The term deductible refers to a predetermined amount of money a person must pay for covered health care services before their health insurance plan begins to share the costs. It is an out-of-pocket expense that an insured person has to bear before their insurance coverage kicks in.

If someone is suffering from Grief after the death of a loved one, they may want to meet with a Grief Counselor, Therapist, Psychologist, or Therapist for mental health support.

If the provider they see accepts a health insurance plan, the plan will likely set a specific deductible amount which will need to be met before insurance coverage begins. For example, if the deductible is $1,000, the patient must pay $1,000 for their mental health sessions before insurance begins to also pay the provider.

Deductibles typically apply to both In-Network and Out-of-Network healthcare providers.

In-network providers are those within a specified network that have agreed upon set rates with the insurance company. Out-of-network providers, on the other hand, do not have negotiated rates.

The amount of money accepted and applied towards a deductible varies by insurance plans, and can be dramatically different between in-network and out-of-network mental health providers. Regardless of the accepted amount, the patient is responsible for covering the full costs of mental health services until the deductible is met.

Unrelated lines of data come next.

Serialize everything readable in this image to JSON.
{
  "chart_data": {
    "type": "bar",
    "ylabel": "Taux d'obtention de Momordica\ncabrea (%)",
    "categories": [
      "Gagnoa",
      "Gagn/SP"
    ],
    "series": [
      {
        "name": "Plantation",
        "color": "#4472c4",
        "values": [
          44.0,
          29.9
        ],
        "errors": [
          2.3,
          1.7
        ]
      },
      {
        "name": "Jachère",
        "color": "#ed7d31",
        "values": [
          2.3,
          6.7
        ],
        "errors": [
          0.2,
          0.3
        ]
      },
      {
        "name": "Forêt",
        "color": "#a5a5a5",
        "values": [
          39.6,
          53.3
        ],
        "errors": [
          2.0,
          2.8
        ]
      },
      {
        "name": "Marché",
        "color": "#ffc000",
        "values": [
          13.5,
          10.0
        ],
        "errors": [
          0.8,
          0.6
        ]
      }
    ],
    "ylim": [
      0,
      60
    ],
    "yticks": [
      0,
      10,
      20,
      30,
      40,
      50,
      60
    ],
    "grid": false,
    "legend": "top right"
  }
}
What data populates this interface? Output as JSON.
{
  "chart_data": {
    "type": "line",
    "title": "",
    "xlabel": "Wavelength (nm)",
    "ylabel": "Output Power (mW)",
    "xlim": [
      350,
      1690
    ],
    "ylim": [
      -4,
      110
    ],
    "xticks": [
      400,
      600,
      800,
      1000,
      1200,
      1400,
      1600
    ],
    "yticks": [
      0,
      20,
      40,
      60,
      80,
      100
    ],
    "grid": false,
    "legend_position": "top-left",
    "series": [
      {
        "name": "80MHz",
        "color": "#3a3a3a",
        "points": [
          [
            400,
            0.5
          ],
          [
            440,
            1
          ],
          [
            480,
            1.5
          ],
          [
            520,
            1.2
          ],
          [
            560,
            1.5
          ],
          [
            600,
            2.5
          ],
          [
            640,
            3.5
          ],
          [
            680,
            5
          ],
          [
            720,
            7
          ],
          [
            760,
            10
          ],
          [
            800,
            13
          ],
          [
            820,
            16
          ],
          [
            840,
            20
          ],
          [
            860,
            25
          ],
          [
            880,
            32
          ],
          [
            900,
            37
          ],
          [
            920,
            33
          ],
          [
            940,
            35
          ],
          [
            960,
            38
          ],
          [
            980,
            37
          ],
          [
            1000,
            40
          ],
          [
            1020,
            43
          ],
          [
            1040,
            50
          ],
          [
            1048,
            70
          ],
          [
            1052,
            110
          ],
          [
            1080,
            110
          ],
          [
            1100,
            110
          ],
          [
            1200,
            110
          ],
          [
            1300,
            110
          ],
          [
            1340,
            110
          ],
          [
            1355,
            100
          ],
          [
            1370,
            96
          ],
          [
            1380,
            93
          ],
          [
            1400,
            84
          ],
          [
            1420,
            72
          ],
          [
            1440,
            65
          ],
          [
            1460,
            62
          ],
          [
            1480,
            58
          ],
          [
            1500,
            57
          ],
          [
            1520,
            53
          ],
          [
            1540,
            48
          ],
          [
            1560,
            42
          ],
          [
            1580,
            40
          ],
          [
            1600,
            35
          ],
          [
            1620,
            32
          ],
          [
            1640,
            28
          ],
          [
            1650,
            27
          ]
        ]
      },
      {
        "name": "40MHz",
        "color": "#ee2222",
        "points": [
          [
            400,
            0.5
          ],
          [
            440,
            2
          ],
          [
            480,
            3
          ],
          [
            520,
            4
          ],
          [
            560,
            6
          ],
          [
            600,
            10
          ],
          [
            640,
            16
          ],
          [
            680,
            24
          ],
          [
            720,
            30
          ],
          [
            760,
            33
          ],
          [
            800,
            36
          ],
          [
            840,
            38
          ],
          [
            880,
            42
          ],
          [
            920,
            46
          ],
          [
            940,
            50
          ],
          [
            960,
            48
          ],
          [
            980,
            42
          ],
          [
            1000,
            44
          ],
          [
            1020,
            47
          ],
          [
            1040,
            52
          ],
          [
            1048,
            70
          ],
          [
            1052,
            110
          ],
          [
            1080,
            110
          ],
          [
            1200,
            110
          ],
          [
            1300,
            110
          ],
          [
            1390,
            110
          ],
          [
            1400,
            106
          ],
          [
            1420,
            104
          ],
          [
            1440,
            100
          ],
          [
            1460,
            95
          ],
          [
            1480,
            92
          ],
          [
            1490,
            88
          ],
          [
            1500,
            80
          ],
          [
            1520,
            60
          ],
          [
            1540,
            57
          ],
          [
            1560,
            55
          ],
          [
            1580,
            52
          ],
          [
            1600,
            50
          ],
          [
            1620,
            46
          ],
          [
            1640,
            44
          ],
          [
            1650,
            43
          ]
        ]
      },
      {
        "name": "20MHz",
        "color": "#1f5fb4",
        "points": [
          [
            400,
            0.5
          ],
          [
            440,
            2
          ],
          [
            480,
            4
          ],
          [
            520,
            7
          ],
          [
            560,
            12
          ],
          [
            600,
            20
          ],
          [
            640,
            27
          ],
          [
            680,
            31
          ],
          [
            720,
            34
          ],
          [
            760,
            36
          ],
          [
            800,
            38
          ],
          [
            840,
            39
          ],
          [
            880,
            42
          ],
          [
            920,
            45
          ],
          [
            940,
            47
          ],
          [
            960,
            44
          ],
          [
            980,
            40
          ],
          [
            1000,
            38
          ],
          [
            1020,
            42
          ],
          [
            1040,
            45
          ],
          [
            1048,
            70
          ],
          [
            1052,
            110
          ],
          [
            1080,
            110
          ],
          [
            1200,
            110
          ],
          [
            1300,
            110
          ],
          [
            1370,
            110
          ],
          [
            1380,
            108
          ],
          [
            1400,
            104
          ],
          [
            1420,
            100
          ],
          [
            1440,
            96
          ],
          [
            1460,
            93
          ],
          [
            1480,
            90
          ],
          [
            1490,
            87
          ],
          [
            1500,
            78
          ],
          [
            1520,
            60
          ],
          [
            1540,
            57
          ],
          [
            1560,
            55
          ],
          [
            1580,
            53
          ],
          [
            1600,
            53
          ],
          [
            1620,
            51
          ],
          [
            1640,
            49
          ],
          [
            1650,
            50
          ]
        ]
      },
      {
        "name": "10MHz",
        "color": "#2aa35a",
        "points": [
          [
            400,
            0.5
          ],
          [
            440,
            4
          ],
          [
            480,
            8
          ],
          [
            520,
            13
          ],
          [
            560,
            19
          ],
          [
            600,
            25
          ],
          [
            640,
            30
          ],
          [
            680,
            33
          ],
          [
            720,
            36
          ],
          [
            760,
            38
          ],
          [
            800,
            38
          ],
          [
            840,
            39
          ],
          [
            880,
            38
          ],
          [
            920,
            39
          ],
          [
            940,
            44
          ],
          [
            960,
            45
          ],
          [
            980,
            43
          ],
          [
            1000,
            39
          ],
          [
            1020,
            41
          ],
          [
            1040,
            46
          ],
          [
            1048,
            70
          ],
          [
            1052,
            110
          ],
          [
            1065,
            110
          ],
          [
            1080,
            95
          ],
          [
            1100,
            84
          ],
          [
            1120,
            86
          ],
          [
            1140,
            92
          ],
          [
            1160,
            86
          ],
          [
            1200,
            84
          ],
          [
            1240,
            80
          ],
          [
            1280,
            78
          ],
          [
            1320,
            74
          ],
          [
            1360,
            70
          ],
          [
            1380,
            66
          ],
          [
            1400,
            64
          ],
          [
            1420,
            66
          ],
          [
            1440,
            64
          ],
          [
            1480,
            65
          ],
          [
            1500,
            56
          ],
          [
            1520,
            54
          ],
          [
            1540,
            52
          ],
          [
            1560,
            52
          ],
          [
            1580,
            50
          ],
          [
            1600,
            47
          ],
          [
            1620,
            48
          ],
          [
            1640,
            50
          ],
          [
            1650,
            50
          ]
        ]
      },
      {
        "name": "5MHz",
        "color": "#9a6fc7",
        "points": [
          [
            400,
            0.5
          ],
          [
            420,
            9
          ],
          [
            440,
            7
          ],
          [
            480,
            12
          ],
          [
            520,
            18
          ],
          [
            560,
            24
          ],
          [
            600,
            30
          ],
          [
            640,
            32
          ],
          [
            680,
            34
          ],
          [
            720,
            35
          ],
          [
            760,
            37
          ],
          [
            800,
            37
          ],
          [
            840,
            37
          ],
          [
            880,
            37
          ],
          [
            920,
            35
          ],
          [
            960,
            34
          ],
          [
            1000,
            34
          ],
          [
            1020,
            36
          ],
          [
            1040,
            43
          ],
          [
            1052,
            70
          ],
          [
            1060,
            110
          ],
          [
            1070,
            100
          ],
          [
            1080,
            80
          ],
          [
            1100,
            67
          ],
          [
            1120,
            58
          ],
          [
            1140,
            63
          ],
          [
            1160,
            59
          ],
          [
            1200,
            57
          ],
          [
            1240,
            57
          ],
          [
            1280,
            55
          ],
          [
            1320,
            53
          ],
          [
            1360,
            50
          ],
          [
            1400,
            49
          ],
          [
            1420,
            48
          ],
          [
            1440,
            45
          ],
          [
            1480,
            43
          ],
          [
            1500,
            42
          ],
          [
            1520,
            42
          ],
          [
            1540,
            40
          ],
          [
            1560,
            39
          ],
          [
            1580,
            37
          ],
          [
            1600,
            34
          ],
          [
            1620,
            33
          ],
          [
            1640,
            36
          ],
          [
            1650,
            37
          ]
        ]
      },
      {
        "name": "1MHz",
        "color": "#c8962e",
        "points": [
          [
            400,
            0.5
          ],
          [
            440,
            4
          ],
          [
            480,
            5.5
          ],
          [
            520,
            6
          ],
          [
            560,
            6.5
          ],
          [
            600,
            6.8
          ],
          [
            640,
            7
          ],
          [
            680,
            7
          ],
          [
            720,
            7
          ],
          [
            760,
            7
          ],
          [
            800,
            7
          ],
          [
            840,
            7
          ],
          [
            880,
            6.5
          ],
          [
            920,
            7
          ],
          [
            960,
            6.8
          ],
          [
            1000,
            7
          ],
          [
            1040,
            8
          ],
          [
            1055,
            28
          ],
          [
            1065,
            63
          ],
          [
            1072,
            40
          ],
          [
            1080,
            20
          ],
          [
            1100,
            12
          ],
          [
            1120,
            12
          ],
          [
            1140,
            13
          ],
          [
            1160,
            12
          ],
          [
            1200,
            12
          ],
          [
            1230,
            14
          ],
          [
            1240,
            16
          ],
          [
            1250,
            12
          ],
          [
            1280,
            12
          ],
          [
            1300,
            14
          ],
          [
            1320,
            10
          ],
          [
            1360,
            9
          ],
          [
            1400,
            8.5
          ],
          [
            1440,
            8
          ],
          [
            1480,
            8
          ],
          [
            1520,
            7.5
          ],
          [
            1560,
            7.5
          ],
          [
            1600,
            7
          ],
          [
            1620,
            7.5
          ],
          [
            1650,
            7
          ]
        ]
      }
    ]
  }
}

After meeting the deductible, insurance starts sharing the costs, known as Coinsurance. But how much the insurance company pays is different between in-network and out-of-network providers.

For in-network providers, the insurance generally covers a larger portion of the costs, requiring less from the patient. Conversely, for out-of-network providers, the insurance coverage is often less, which means the patient may have higher out-of-pocket costs.